Simple Opacity

Overview

‘Simple Opacity’ is a non-standard way of rendering elements with applied opacity. At the cost of a changed visual result, Prysm can render transparent elements without needing separate textures and thus saves GPU memory as well as some CPU performance. The simple Opacity can be activated on a per-element basis with the coh-simple-opacity: on/off/auto CSS property. When the simple opacity is enabled, the transparency from the opacity property will be applied to the colors of all child elements. In this case, Prysm won’t need to create temporary textures where the transparent content has to be rendered separately. This may reduce the required GPU texture memory.

Details

Prysm supports the standard opacity CSS property and renders content with applied opacity according to the web standards. This standard rendering, however, comes with some disadvantages. Every time an element in the DOM uses the opacity property, Prysm has to render all of its contents to a separate texture and then draw the rasterized content “together” using the given opacity. The idea behind this is that the transparent element and all of its children are treated as a separate wholistic image and the transparency is applied to this image and not its individual elements. This can potentially lead to the allocation of many temporary GPU textures.

A typical case of opacity is fading in some big hierarchy of DOM elements. This is what happens in the following animation:

In the example, the whole hierarchy of elements has to be rendered on a separate texture and then drawn in the main viewport with transparency which is animated.

Simple Opacity

With the Simple Opacity feature of Prysm we can avoid the usage of a separate texture when rendering elements with opacity. If we enable it – with coh-simple-opacity: on – the value of the opacity property will be “transferred” to all of the content inside of its hierarchy. The result is equivalent to multiplying the opacity with the alpha value of every color we use to draw the hierarchy.

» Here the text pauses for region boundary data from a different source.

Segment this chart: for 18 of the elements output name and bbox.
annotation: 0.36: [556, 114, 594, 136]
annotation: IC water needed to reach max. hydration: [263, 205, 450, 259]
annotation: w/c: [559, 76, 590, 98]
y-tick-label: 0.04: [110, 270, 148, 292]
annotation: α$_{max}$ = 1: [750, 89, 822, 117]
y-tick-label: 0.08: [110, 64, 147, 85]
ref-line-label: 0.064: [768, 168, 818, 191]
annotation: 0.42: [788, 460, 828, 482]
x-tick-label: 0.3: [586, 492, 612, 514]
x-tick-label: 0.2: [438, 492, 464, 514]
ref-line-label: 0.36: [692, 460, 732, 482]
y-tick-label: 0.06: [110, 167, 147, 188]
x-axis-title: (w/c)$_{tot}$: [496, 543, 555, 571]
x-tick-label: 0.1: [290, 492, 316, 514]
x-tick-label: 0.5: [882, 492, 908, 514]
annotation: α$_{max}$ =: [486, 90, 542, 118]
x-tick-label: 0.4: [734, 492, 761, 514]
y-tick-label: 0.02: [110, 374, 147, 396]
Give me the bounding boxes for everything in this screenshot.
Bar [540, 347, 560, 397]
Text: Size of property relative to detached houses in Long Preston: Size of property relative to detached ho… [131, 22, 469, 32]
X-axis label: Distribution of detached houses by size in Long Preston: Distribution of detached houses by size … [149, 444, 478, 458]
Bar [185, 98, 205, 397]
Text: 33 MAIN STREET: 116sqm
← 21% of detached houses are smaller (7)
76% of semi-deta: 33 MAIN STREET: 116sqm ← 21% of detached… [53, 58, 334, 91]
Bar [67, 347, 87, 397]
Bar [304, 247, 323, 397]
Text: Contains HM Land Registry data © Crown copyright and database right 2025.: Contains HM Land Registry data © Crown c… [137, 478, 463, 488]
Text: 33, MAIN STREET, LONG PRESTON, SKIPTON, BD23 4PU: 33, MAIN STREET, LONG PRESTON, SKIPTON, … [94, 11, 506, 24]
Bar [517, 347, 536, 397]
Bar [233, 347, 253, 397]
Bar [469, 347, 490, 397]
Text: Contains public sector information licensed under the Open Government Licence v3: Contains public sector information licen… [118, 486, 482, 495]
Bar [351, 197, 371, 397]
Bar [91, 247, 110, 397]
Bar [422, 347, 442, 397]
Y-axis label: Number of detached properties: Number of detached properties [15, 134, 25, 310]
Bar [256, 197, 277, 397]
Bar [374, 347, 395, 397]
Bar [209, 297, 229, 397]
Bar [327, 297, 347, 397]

This is non-standard behavior and will result in different visuals. However, under certain circumstances, this can be an acceptable trade-off. For instance, the following animation is the same fade-in as before but with simple opacity enabled:

Property

The coh-simple-opacity controls whether the simple opacity is enabled for a given element. The property is not inherited and can have the following values:

  • on – the simple opacity will be enabled for the element.
  • off – the simple opacity will be disabled for the element.
  • auto (default) – the simple opacity will be enabled based on the provided cohtml::ViewSettings::EnableGlobalSimpleOpacity during the initialization of the cohtml::View

The cohtml::ViewSettings::EnableGlobalSimpleOpacity setting is there to provide an easy way of enabling global simple opacity where all elements with opacity will be rendered with simple opacity unless coh-simple-opacity: off is specified.